The discussions around the campfire during the camping trips, and especially as a rookie that year, will always stick with me. After not running at State my freshman year, my personal goal for that upcoming 1998 season was to contribute to the team and count in scoring at some meets. I ended up being a top 5 runner nearly all year, even at the State Meet. We knew we had a good team going into that season, maybe Coach knew more than we did, but we set some pretty lofty team goals around that fire. Win EDC. Win State. (Still gives me goosebumps.) Those goals may not have started on the camping trip, but they were vocalized around the team for the first time, and really put into practice from then on. I feel like it was a defining moment for our group.
That first camping trip for me was also the first camping trip for my good friend Lee DeKrey, who would go on to win an individual state title as a junior. He has told me the story many times of how he finished his run, walked to the showers, and while walking back to camp he was absolutely astounded to see me and some of the other older runners just finishing up our run. I like to think that in that moment, even as a first time camper, I helped inspire him to become the great runner he turned into (but I’m pretty sure it was mostly his work ethic/talent combination that did that.)

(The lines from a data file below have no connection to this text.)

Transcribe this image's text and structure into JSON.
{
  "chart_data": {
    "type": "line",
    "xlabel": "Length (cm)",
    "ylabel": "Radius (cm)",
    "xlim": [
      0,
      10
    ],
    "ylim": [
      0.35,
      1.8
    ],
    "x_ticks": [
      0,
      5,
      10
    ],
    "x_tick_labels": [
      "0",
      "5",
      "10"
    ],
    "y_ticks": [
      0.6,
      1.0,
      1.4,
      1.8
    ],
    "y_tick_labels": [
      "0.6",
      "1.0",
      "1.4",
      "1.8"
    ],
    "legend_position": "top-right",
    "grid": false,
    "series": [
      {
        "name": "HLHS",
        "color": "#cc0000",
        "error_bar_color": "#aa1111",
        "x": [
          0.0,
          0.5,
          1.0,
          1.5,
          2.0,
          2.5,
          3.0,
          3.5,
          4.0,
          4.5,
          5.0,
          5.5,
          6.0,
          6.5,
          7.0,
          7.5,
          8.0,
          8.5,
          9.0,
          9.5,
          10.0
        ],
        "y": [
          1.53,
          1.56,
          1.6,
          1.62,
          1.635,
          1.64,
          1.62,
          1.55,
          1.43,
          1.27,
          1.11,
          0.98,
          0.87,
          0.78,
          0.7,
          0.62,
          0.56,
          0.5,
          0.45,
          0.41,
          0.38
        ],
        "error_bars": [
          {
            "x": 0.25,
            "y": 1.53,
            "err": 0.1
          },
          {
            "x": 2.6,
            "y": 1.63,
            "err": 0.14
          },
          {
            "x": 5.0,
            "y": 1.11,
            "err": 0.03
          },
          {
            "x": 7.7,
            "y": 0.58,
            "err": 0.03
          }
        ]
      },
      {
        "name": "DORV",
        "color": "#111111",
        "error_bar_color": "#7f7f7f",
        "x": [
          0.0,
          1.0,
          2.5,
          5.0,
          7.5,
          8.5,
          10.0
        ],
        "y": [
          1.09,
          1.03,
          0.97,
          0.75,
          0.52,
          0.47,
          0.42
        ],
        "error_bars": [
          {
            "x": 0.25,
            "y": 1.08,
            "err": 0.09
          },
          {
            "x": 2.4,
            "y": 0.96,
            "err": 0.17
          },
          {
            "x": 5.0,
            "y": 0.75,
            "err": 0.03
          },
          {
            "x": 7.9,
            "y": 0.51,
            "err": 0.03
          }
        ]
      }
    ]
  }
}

Over the next few trips to Bemidji, I helped pioneer a lot of the things that would carry on in future trips. I was one of the first to do the entire loop around the lake for the final long run of the trip. I was part of a small group that did the first extra ball-buster intervals, something that the top runners have continued to do. At the Griak meet later that year a small group of us surprised everyone by dressing up in shirts and ties to go out for dinner, something that carried over each year after that. Now, as I read Coach’s packing list, it looks like it has maybe influenced the camping trip as well. I feel a bit of “Central Pride” when I read other accounts of campers going all the way around the lake or doing extra ball buster sets, knowing I was a small part of such great traditions.
So, to the rookie (and veteran) campers: Take it in as much as you can. Leave your phone at home (back in my day, we didn’t have that problem!) Look to your older teammates for guidance, but remember, you may just be setting an example for a fellow camper yourself. Know when it’s your turn for meal and dish duty. Super Soakers are most effective (on everyone but Tanner Lundby) first thing in the morning. Don’t make people wait for you to start team morning runs. Double knot your shoes before the ball-buster. And whatever you do...win the Frisbee football tournament.
Finally, to parents of rookie (and veteran) campers: When your son or daughter comes back from the camping trip, and you overhear them talking about fartleks, ball-busters and debating with teammates whether it was better to wear all black or camouflage during late night “activities”, fear not! They have been simply making memories and friendships that will last a lifetime (mine have lasted 16 years, and counting.)